The appellant also complains that the court erred in refusing to grant an instruction requested by him to the effect that the circumstantial evidence in the case “should be weighed with great care and caution in passing upon the rights of the defendants.” We think that the court’s action in refusing to grant the above mentioned instruction in the form requested did not constitute reversible error.

In Porter v. State, 57 Miss. 300, the Court said:

‘ ‘ Proof by circumstances has been admitted in all ages of the common law. That kind of proof is frequently of the highest credibility, and warrants courts and juries in acting on its truth in the most important concerns of human life. It is frequently the only proof accessible, and to dispense with it when it is sufficient to generate a full conviction of the truth of the proposition it is offered to substantiate would be to deprive the courts of a most important and useful means of arriving at just and proper conclusions as to matters of fact to be tried before them.”

See also Alexander, Mississippi Jury Instructions, Vol. 1, Section 1501.

The instruction on circumstantial evidence which the court refused to grant in this case was entirely unlike the instruction which the Court approved in Petty v. State, 83 Miss. 260, 35 So. 213. The instruction which the court refused to grant in this case did not attempt to define the degree of proof required to support a conviction on circumstantial evidence, or to explain to the jury the nature of the caution to be exercised by the jury in weighing the facts which were to be taken into account in determining whether the proof was sufficient to justify a conviction, as was done in the instruction requested in the Petty case.

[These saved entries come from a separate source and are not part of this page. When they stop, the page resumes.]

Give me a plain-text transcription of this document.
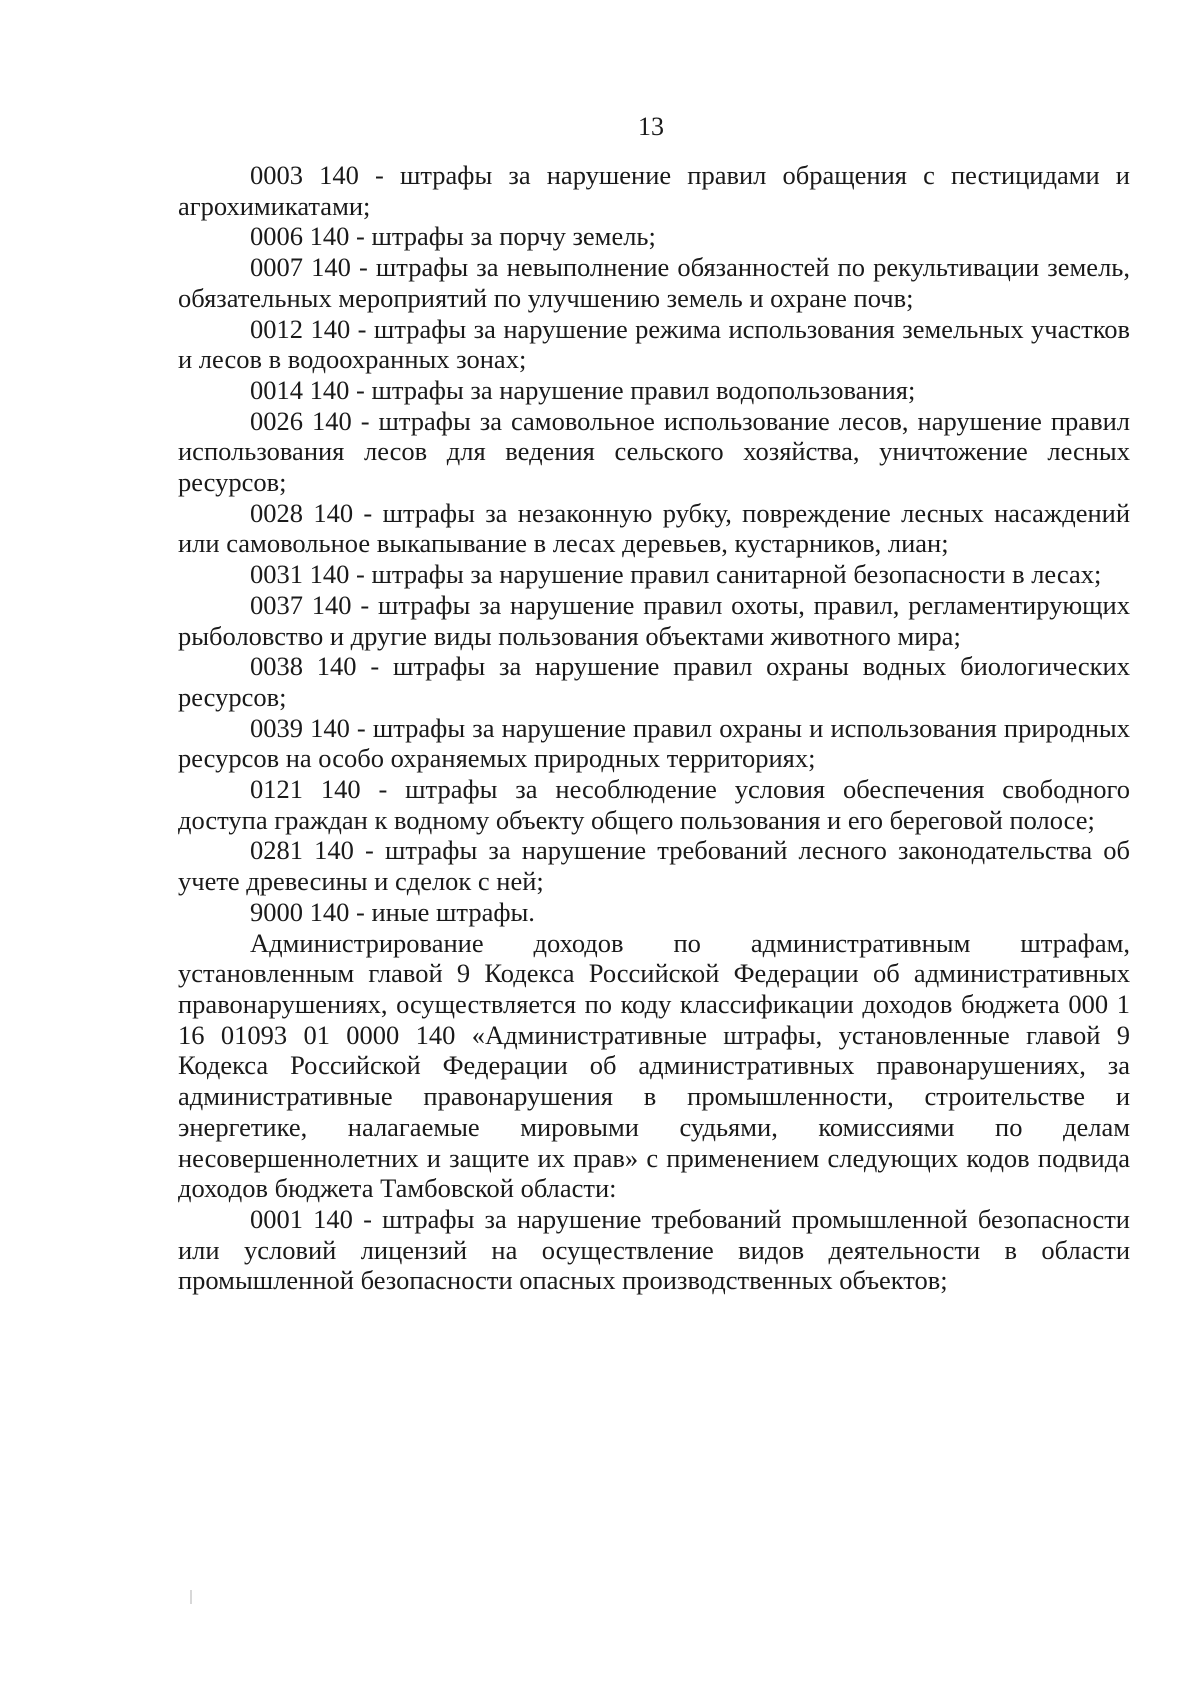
13

0003 140 - штрафы за нарушение правил обращения с пестицидами и агрохимикатами;

0006 140 - штрафы за порчу земель;

0007 140 - штрафы за невыполнение обязанностей по рекультивации земель, обязательных мероприятий по улучшению земель и охране почв;

0012 140 - штрафы за нарушение режима использования земельных участков и лесов в водоохранных зонах;

0014 140 - штрафы за нарушение правил водопользования;

0026 140 - штрафы за самовольное использование лесов, нарушение правил использования лесов для ведения сельского хозяйства, уничтожение лесных ресурсов;

0028 140 - штрафы за незаконную рубку, повреждение лесных насаждений или самовольное выкапывание в лесах деревьев, кустарников, лиан;

0031 140 - штрафы за нарушение правил санитарной безопасности в лесах;

0037 140 - штрафы за нарушение правил охоты, правил, регламентирующих рыболовство и другие виды пользования объектами животного мира;

0038 140 - штрафы за нарушение правил охраны водных биологических ресурсов;

0039 140 - штрафы за нарушение правил охраны и использования природных ресурсов на особо охраняемых природных территориях;

0121 140 - штрафы за несоблюдение условия обеспечения свободного доступа граждан к водному объекту общего пользования и его береговой полосе;

0281 140 - штрафы за нарушение требований лесного законодательства об учете древесины и сделок с ней;

9000 140 - иные штрафы.

Администрирование доходов по административным штрафам, установленным главой 9 Кодекса Российской Федерации об административных правонарушениях, осуществляется по коду классификации доходов бюджета 000 1 16 01093 01 0000 140 «Административные штрафы, установленные главой 9 Кодекса Российской Федерации об административных правонарушениях, за административные правонарушения в промышленности, строительстве и энергетике, налагаемые мировыми судьями, комиссиями по делам несовершеннолетних и защите их прав» с применением следующих кодов подвида доходов бюджета Тамбовской области:

0001 140 - штрафы за нарушение требований промышленной безопасности или условий лицензий на осуществление видов деятельности в области промышленной безопасности опасных производственных объектов;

The instruction which the Court refused to grant in this case represented merely a comment upon the weight of the evidence. In the instruction granted to the State, the State assumed the burden of proving the appellant’s guilt beyond every reasonable doubt and to the exclusion of every other reasonable hypothesis consistent with the appellant’s innocence; and we think that the court’s action in refusing to grant the above mentioned instruction requested by the appellant did not constitute reversible error.

The judgment of the lower court is therefore affirmed.

Affirmed.

Roberds, P. J., and Hall, Lee and Gillespie, JJ., concur.